L’introduzione di queste nuove presse, congiuntamente all’aumento del personale dedicato alla fase di battitura, ha portato ad un notevole incremento della produttività. Infatti, nella relazione della Zecca per l’anno 1954 è stato osservato: “Gli indici di produttività per le macchine e per la mano d’opera per il 1954 e per i precedenti anni 1951, 1952 e 1953, dimostrano gli incrementi assai notevoli ottenuti sulla produzione complessiva nonché i sensibili aumenti realizzati nell’utilizzazione delle presse. […] Tali incrementi produttivi si sono realizzati principalmente con l’aumento del personale nel reparto stampa monete al quale è stato assegnato il maggior numero degli operai distaccati. Ma una parte non trascurabile dell’aumentata produzione è anche da attribuirsi all’installazione di nuove presse, nonché agli ampliamenti ed ai miglioramenti introdotti nei mezzi meccanici e nell’organizzazione dei servizi posteriormente al 1951. […] Inoltre, dopo la totale revisione, iniziatasi nel 1952, di 35 presse [si tratta delle presse Du Bosc, ndr], in funzione dal 1920, con la modifica di numerose parti meccaniche è stato possibile aumentare la velocità di queste presse da 85 a 105 colpi al minuto”.

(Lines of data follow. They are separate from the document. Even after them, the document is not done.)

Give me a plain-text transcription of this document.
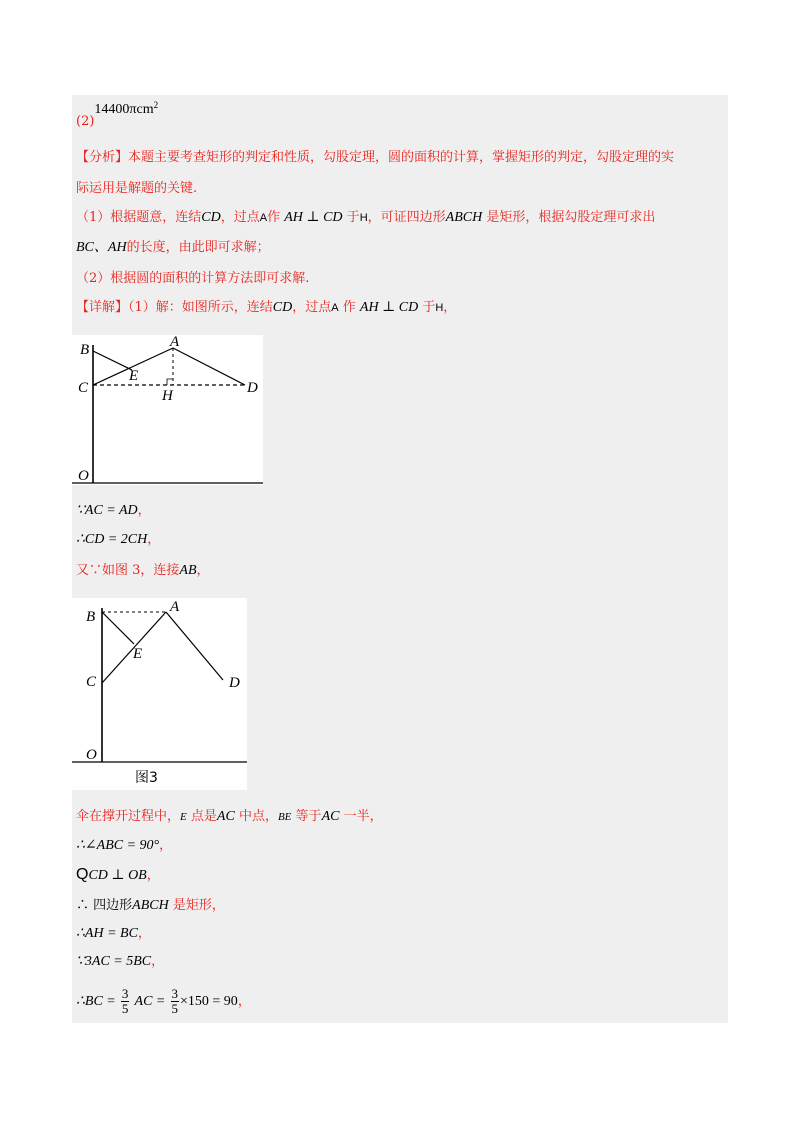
(2)14400πcm$^2$
【分析】本题主要考查矩形的判定和性质，勾股定理，圆的面积的计算，掌握矩形的判定，勾股定理的实
际运用是解题的关键.
（1）根据题意，连结CD，过点A作 AH ⊥ CD 于H，可证四边形ABCH 是矩形，根据勾股定理可求出
BC、AH的长度，由此即可求解；
（2）根据圆的面积的计算方法即可求解.
【详解】（1）解：如图所示，连结CD，过点A 作 AH ⊥ CD 于H，
B	A
E
C	H	D
O
∵AC = AD，
∴CD = 2CH，
又∵如图 3，连接AB，
B
A
E
C	D
O
图3
伞在撑开过程中，E 点是AC 中点，BE 等于AC 一半，
∴∠ABC = 90°，
QCD ⊥ OB，
∴ 四边形ABCH 是矩形，
∴AH = BC，
∵3AC = 5BC，
∴BC = $\frac{3}{5}$ AC = $\frac{3}{5} \times 150 = 90$，
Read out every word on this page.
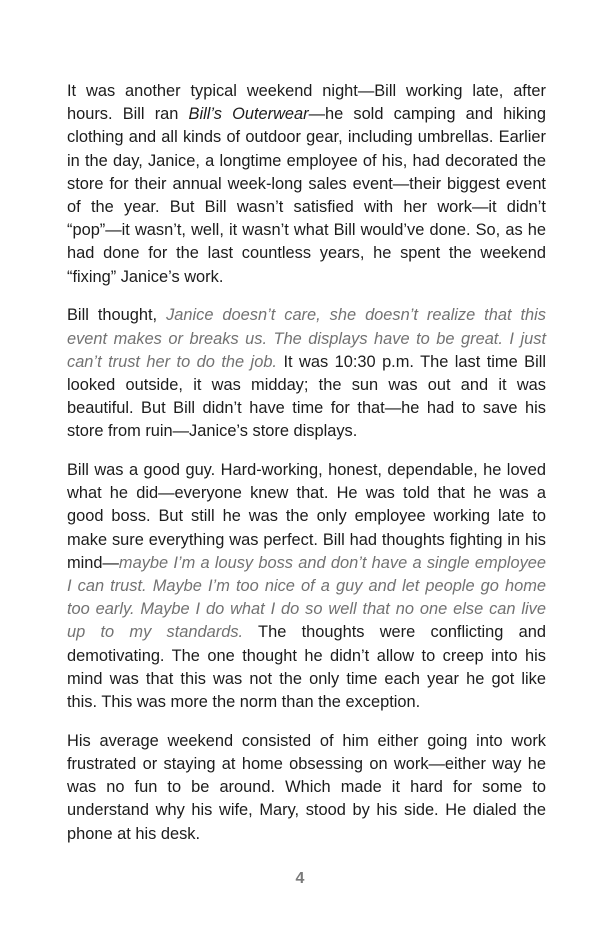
It was another typical weekend night—Bill working late, after hours. Bill ran Bill’s Outerwear—he sold camping and hiking clothing and all kinds of outdoor gear, including umbrellas. Earlier in the day, Janice, a longtime employee of his, had decorated the store for their annual week-long sales event—their biggest event of the year. But Bill wasn’t satisfied with her work—it didn’t “pop”—it wasn’t, well, it wasn’t what Bill would’ve done. So, as he had done for the last countless years, he spent the weekend “fixing” Janice’s work.

Bill thought, Janice doesn’t care, she doesn’t realize that this event makes or breaks us. The displays have to be great. I just can’t trust her to do the job. It was 10:30 p.m. The last time Bill looked outside, it was midday; the sun was out and it was beautiful. But Bill didn’t have time for that—he had to save his store from ruin—Janice’s store displays.

Bill was a good guy. Hard-working, honest, dependable, he loved what he did—everyone knew that. He was told that he was a good boss. But still he was the only employee working late to make sure everything was perfect. Bill had thoughts fighting in his mind—maybe I’m a lousy boss and don’t have a single employee I can trust. Maybe I’m too nice of a guy and let people go home too early. Maybe I do what I do so well that no one else can live up to my standards. The thoughts were conflicting and demotivating. The one thought he didn’t allow to creep into his mind was that this was not the only time each year he got like this. This was more the norm than the exception.

His average weekend consisted of him either going into work frustrated or staying at home obsessing on work—either way he was no fun to be around. Which made it hard for some to understand why his wife, Mary, stood by his side. He dialed the phone at his desk.

4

Similmente a quanto avvenuto presso la Regia Zecca, il sempre crescente fabbisogno di moneta ha fatto sì che i tondelli per coniare le monete non potessero essere tutti prodotti internamente e, di conseguenza, nella maggior parte dei casi si ricorse a ditte fornitrici esterne. Infatti, nella relazione della Zecca per l’anno 1954 è stato precisato: “I tondelli in Italma o di Acmonital occorrenti per la monetazione provengono invece per la quasi totalità dall’industria privata, presso la quale la Zecca si deve approvvigionare date le speciali attrezzature di fusione e colata, occorrenti per tale leghe”. In particolare, i tondelli delle monete da 50 e 100 lire in acmonital furono forniti dalla Società Nazionale Cogne.  Invece, in altri casi, la produzione dei tondelli veniva effettuata interamente dalla Zecca oppure anche solo parzialmente acquistando dei semi-lavorati da ditte esterne. A quest’ultimo riguardo, una conferma si può trovare sempre nella citata relazione per il 1954 dove si legge: “La produzione del laminatoio è stata limitata alle fabbricazioni di tondelli in Italma per le monete da L. 2, 5 e 10, partendo da piatti estrusi forniti dall’industria privata”.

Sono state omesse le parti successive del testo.